If the posterior tibial tendon disease process is extensive, resect it. This diseased tendon may cause persistent pain if one does not resect it, leading to dissatisfaction of the patient postoperatively.5 Trevino, Moseir and their respective colleagues showed that stage 2 posterior tibial tendons were diseased microscopically with tendinosis characterized by mucinous degeneration, fibroblast hypercellularity, chondroid metaplasia and neovascularization.15-17 This results in a disruption in the collagen bundle structure and orientation.

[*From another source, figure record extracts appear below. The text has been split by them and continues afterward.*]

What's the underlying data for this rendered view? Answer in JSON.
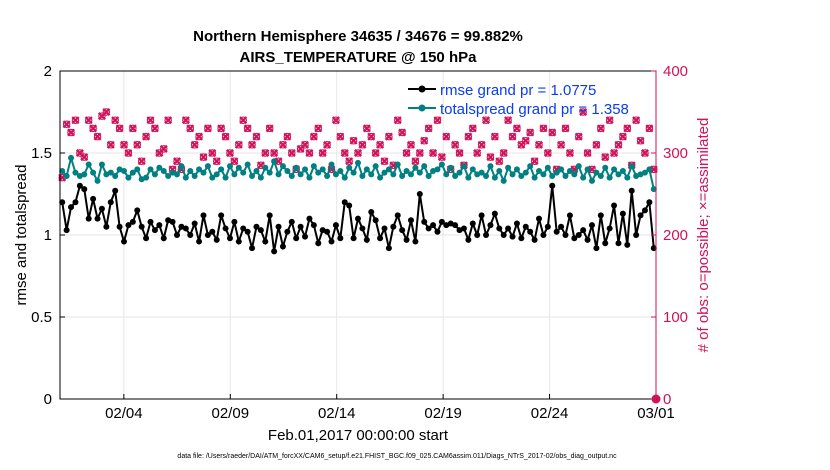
{
  "chart_data": {
    "type": "line",
    "title_line1": "Northern Hemisphere 34635 / 34676 = 99.882%",
    "title_line2": "AIRS_TEMPERATURE @ 150 hPa",
    "xlabel": "Feb.01,2017 00:00:00 start",
    "ylabel_left": "rmse and totalspread",
    "ylabel_right": "# of obs: o=possible; ×=assimilated",
    "footnote": "data file: /Users/raeder/DAI/ATM_forcXX/CAM6_setup/f.e21.FHIST_BGC.f09_025.CAM6assim.011/Diags_NTrS_2017-02/obs_diag_output.nc",
    "xlim": [
      0,
      28
    ],
    "ylim_left": [
      0,
      2
    ],
    "ylim_right": [
      0,
      400
    ],
    "x_ticks": [
      {
        "x": 3,
        "label": "02/04"
      },
      {
        "x": 8,
        "label": "02/09"
      },
      {
        "x": 13,
        "label": "02/14"
      },
      {
        "x": 18,
        "label": "02/19"
      },
      {
        "x": 23,
        "label": "02/24"
      },
      {
        "x": 28,
        "label": "03/01"
      }
    ],
    "y_ticks_left": [
      {
        "v": 0,
        "label": "0"
      },
      {
        "v": 0.5,
        "label": "0.5"
      },
      {
        "v": 1,
        "label": "1"
      },
      {
        "v": 1.5,
        "label": "1.5"
      },
      {
        "v": 2,
        "label": "2"
      }
    ],
    "y_ticks_right": [
      {
        "v": 0,
        "label": "0"
      },
      {
        "v": 100,
        "label": "100"
      },
      {
        "v": 200,
        "label": "200"
      },
      {
        "v": 300,
        "label": "300"
      },
      {
        "v": 400,
        "label": "400"
      }
    ],
    "grid": true,
    "legend_position": "top-right",
    "series": [
      {
        "name": "rmse grand pr = 1.0775",
        "color": "#000000",
        "values": [
          1.2,
          1.03,
          1.17,
          1.2,
          1.3,
          1.28,
          1.1,
          1.22,
          1.1,
          1.16,
          1.05,
          1.2,
          1.27,
          1.05,
          0.96,
          1.06,
          1.08,
          1.15,
          1.05,
          0.98,
          1.08,
          1.03,
          1.06,
          0.98,
          1.09,
          1.08,
          1.0,
          1.05,
          1.04,
          1.0,
          1.07,
          0.96,
          1.12,
          1.0,
          1.02,
          0.97,
          1.12,
          1.04,
          0.98,
          1.08,
          0.96,
          1.04,
          1.02,
          0.92,
          1.05,
          1.03,
          0.96,
          1.12,
          0.9,
          1.05,
          0.93,
          1.02,
          1.08,
          0.98,
          1.05,
          0.99,
          1.1,
          1.06,
          0.95,
          1.03,
          1.02,
          0.96,
          1.06,
          0.98,
          1.2,
          1.18,
          0.98,
          1.1,
          1.04,
          0.97,
          1.14,
          1.09,
          0.98,
          1.04,
          0.92,
          1.05,
          1.12,
          1.03,
          0.97,
          1.09,
          0.96,
          1.25,
          1.08,
          1.04,
          1.06,
          1.02,
          1.08,
          1.06,
          1.07,
          1.06,
          1.03,
          1.04,
          0.97,
          1.07,
          1.0,
          1.12,
          1.0,
          1.06,
          1.13,
          1.04,
          1.0,
          1.04,
          0.99,
          1.07,
          0.98,
          1.05,
          1.02,
          0.97,
          1.1,
          1.0,
          1.05,
          1.3,
          1.02,
          1.05,
          1.0,
          1.12,
          0.98,
          1.0,
          1.03,
          0.97,
          1.06,
          0.92,
          1.12,
          0.95,
          1.04,
          1.18,
          0.95,
          1.13,
          0.94,
          1.27,
          1.0,
          1.12,
          1.15,
          1.2,
          0.92
        ]
      },
      {
        "name": "totalspread grand pr = 1.358",
        "color": "#008080",
        "values": [
          1.39,
          1.36,
          1.47,
          1.38,
          1.36,
          1.37,
          1.43,
          1.38,
          1.33,
          1.43,
          1.37,
          1.38,
          1.36,
          1.4,
          1.39,
          1.35,
          1.38,
          1.4,
          1.34,
          1.35,
          1.4,
          1.37,
          1.41,
          1.39,
          1.36,
          1.38,
          1.37,
          1.42,
          1.35,
          1.39,
          1.36,
          1.4,
          1.38,
          1.42,
          1.35,
          1.37,
          1.4,
          1.35,
          1.42,
          1.37,
          1.41,
          1.38,
          1.43,
          1.36,
          1.39,
          1.35,
          1.41,
          1.38,
          1.45,
          1.37,
          1.42,
          1.39,
          1.36,
          1.41,
          1.37,
          1.4,
          1.35,
          1.42,
          1.38,
          1.4,
          1.36,
          1.43,
          1.37,
          1.39,
          1.35,
          1.41,
          1.38,
          1.44,
          1.36,
          1.4,
          1.37,
          1.42,
          1.35,
          1.38,
          1.4,
          1.37,
          1.43,
          1.36,
          1.39,
          1.37,
          1.41,
          1.38,
          1.42,
          1.36,
          1.39,
          1.4,
          1.43,
          1.37,
          1.41,
          1.36,
          1.38,
          1.42,
          1.35,
          1.4,
          1.37,
          1.38,
          1.36,
          1.42,
          1.35,
          1.39,
          1.33,
          1.41,
          1.37,
          1.4,
          1.36,
          1.38,
          1.42,
          1.35,
          1.39,
          1.37,
          1.41,
          1.36,
          1.38,
          1.4,
          1.36,
          1.39,
          1.37,
          1.42,
          1.35,
          1.4,
          1.33,
          1.38,
          1.36,
          1.41,
          1.35,
          1.4,
          1.37,
          1.39,
          1.35,
          1.42,
          1.36,
          1.37,
          1.38,
          1.4,
          1.28
        ]
      }
    ],
    "obs_series": [
      {
        "name": "possible",
        "marker": "o",
        "color": "#d0135a",
        "values": [
          270,
          335,
          325,
          340,
          300,
          295,
          340,
          330,
          320,
          345,
          350,
          310,
          340,
          330,
          310,
          300,
          330,
          310,
          290,
          320,
          340,
          330,
          300,
          305,
          340,
          280,
          290,
          280,
          340,
          330,
          310,
          320,
          295,
          330,
          300,
          290,
          330,
          320,
          300,
          290,
          310,
          340,
          330,
          310,
          320,
          285,
          300,
          330,
          300,
          290,
          310,
          320,
          300,
          280,
          305,
          310,
          300,
          320,
          330,
          300,
          310,
          280,
          340,
          320,
          300,
          290,
          315,
          300,
          310,
          330,
          320,
          300,
          310,
          290,
          320,
          285,
          340,
          325,
          300,
          310,
          290,
          300,
          315,
          330,
          300,
          340,
          295,
          320,
          280,
          310,
          300,
          285,
          320,
          330,
          300,
          310,
          340,
          295,
          320,
          290,
          300,
          340,
          320,
          330,
          310,
          315,
          325,
          290,
          310,
          330,
          300,
          325,
          280,
          310,
          330,
          300,
          280,
          320,
          350,
          300,
          280,
          310,
          330,
          295,
          340,
          300,
          310,
          320,
          330,
          285,
          340,
          315,
          300,
          330,
          280
        ]
      },
      {
        "name": "assimilated",
        "marker": "x",
        "color": "#d0135a",
        "values": [
          270,
          335,
          325,
          340,
          300,
          295,
          340,
          330,
          320,
          345,
          350,
          310,
          340,
          330,
          310,
          300,
          330,
          310,
          290,
          320,
          340,
          330,
          300,
          305,
          340,
          280,
          290,
          280,
          340,
          330,
          310,
          320,
          295,
          330,
          300,
          290,
          330,
          320,
          300,
          290,
          310,
          340,
          330,
          310,
          320,
          285,
          300,
          330,
          300,
          290,
          310,
          320,
          300,
          280,
          305,
          310,
          300,
          320,
          330,
          300,
          310,
          280,
          340,
          320,
          300,
          290,
          315,
          300,
          310,
          330,
          320,
          300,
          310,
          290,
          320,
          285,
          340,
          325,
          300,
          310,
          290,
          300,
          315,
          330,
          300,
          340,
          295,
          320,
          280,
          310,
          300,
          285,
          320,
          330,
          300,
          310,
          340,
          295,
          320,
          290,
          300,
          340,
          320,
          330,
          310,
          315,
          325,
          290,
          310,
          330,
          300,
          325,
          280,
          310,
          330,
          300,
          280,
          320,
          350,
          300,
          280,
          310,
          330,
          295,
          340,
          300,
          310,
          320,
          330,
          285,
          340,
          315,
          300,
          330,
          280
        ]
      }
    ],
    "obs_end_marker": {
      "x": 28,
      "value": 0
    }
  }
}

One can access the insertion of the posterior tibial tendon to determine if an accessory ossicle is present. If so, excise this ossicle. After either reflecting or resecting the posterior tibial tendon, identify the flexor digitorum longus tendon sheath and expose the tendon. Carry dissection distally to the knot of Henry. With the ankle in maximum plantarflexion and the lesser digits in maximum plantarflexion, to decrease the tautness of the flexor digitorum longus tendon, transect the tendon. Take care to avoid the medial plantar nerve, which lies just plantar to the tendon. Transecting the flexor digitorum longus at the knot of Henry leaves the interconnections between the flexor digitorum longus and flexor hallucis longus intact, allowing for preservation of the flexor hallucis longus function.18-20
Then pass the flexor digitorum longus from inferior to superior through the navicular bone tunnel. The forefoot is supinated and the surgeon sutures the flexor digitorum longus tendon in a side-to-side anastomosis back to itself. Once this transfer is complete, advance the posterior tibial tendon to augment the repair and suture the posterior tibial tendon into the transferred flexor digitorum longus tendon.
What Other Studies Reveal
Studies have shown an increase in residual strength of the transferred muscle and tendon secondary to hypertrophy.21,22 The decreased muscle mass of the antagonistic muscles as compensation from the medial displacement calcaneal osteotomy may also contribute to a relatively increased strength of the flexor digitorum longus tendon transfer. Wacker and colleagues compared magnetic resonance imaging (MRI) in 12 patients with unilateral stage 2 PTTD with the asymptomatic leg.21 The MRI showed a mean atrophy of the posterior tibial tendon of 10.7 percent and a hypertrophy of the flexor digitorum longus tendon of 17.2 percent. The study also showed hypertrophy of the flexor digitorum longus tendon to be 44 percent greater than the contralateral side when the posterior tibial tendon received resection.